Diseño y Construcción: Si algo es perfecto, no lo toques
Apple aprendió la lección por las malas durante la oscura era de los teclados mariposa y la obsesión enfermiza por la delgadez extrema. El chasis del actual MacBook Pro M5 es, a grandes rasgos, un heredero directo del rediseño industrial que vimos nacer en los modelos de 14 y 16 pulgadas recientes. Y esto es una excelente noticia. Hablamos de un bloque monolítico de aluminio 100% reciclado que transmite una solidez estructural propia del grado aeroespacial. No hay crujidos, no hay flexión en la pantalla, y el equilibrio de las bisagras permite levantar la tapa con un solo dedo con una suavidad hipnótica.

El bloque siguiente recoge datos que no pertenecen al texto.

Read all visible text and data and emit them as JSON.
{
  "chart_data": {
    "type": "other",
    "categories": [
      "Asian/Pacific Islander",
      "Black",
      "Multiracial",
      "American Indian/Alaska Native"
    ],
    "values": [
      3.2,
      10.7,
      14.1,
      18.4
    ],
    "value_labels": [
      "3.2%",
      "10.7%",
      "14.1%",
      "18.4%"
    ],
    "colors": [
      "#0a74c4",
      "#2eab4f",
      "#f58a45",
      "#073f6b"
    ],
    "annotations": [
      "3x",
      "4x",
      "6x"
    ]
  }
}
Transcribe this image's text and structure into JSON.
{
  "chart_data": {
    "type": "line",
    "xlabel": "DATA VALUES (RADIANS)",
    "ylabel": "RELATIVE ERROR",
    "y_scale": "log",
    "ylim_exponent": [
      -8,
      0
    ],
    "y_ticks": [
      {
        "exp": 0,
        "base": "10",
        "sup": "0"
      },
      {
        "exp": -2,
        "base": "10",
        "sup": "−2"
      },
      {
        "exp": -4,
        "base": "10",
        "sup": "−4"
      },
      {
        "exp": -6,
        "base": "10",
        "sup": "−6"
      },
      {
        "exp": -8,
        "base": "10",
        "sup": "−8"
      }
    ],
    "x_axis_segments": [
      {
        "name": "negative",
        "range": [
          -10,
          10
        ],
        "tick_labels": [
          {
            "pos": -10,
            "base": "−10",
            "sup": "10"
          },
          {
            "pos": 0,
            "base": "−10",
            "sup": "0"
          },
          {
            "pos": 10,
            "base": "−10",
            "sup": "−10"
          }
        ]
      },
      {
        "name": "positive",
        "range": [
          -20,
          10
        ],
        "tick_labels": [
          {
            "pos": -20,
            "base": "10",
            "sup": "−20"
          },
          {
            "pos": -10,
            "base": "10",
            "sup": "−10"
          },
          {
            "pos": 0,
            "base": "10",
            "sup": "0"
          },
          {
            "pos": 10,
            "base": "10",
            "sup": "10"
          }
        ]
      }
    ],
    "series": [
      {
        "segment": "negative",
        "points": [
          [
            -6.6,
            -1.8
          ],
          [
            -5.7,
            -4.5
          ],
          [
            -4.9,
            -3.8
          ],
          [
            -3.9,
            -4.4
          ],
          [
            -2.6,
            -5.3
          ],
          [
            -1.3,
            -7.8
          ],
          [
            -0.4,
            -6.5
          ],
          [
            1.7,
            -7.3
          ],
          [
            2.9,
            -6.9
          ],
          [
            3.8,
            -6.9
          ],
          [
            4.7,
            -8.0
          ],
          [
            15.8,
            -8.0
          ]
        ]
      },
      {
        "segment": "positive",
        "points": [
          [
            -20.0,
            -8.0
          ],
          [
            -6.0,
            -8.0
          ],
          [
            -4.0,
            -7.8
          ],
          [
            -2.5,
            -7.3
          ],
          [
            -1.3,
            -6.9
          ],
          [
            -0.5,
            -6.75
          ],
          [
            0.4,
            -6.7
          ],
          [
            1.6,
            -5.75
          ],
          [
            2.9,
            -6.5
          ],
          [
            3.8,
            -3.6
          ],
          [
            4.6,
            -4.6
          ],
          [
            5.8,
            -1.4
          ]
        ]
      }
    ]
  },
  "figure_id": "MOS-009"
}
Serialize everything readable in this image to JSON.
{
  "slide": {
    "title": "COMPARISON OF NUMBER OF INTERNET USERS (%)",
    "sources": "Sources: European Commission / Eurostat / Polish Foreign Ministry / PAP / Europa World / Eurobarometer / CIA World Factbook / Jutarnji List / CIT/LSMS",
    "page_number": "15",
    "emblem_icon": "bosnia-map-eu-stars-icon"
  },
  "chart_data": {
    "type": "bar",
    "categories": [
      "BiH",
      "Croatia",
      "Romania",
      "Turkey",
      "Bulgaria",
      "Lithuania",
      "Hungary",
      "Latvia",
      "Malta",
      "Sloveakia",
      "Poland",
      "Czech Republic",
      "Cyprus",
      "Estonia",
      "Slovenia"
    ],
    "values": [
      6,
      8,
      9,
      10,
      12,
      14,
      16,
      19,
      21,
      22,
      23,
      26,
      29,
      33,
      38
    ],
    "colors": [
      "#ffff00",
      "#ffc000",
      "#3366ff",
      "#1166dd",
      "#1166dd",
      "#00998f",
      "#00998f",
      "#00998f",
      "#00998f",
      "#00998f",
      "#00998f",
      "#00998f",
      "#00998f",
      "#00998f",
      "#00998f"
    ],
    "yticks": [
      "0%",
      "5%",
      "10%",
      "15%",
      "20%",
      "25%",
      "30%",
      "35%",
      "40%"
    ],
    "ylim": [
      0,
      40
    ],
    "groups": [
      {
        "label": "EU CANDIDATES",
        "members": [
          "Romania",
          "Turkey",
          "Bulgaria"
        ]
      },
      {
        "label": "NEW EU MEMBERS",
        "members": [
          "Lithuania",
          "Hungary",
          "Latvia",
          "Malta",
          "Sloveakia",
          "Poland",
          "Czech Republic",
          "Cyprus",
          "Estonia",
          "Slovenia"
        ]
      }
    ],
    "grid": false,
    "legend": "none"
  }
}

Disponible en los clásicos tonos Plata y Gris Espacial, la verdadera estrella estética sigue siendo el acabado Negro Espacial (Space Black). Este recubrimiento utiliza un proceso de anodizado químico que reduce drásticamente las marcas de huellas dactilares. Tras semanas de uso tecleando, el reposamuñecas se mantiene inusualmente limpio en comparación con portátiles oscuros de Razer o Razer.


En el apartado de conectividad, Apple respeta a los profesionales. Mantenemos el salvador puerto de carga magnética MagSafe 3, tres puertos Thunderbolt 5 (con un ancho de banda masivo de hasta 120 Gbps ideal para docks externos y monitores 8K), un lector de tarjetas SDXC a la derecha y un puerto HDMI 2.1 nativo. No necesitas vivir encadenado a un dongle o adaptador USB-C para presentar tus diapositivas en una sala de juntas o volcar las fotos de tu cámara réflex.
La Pantalla Liquid Retina XDR: El nirvana de los creadores
Levantar la tapa del MacBook Pro M5 es exponer las retinas a uno de los mejores paneles jamás creados para un dispositivo portátil. Apple sigue apostando por su tecnología Liquid Retina XDR, basada en miles de zonas de atenuación local (Mini-LED). Aunque la industria del PC está abrazando el OLED masivamente, la implementación de Mini-LED de Apple no tiene rival en cuanto a pureza y precisión de color.


Los negros son insondables, al nivel del OLED, ya que la retroiluminación se apaga por completo en las zonas oscuras de la imagen. Sin embargo, donde el Mini-LED arrasa es en el brillo puro. El panel alcanza picos sostenidos de 1000 nits a pantalla completa y hasta 1600 nits en contenido HDR. Para editores de vídeo que calibran color (Color Grading) en HDR para Netflix o YouTube, tener un monitor de referencia portátil con esta luminosidad ahorra decenas de miles de euros en equipamiento externo de estudio.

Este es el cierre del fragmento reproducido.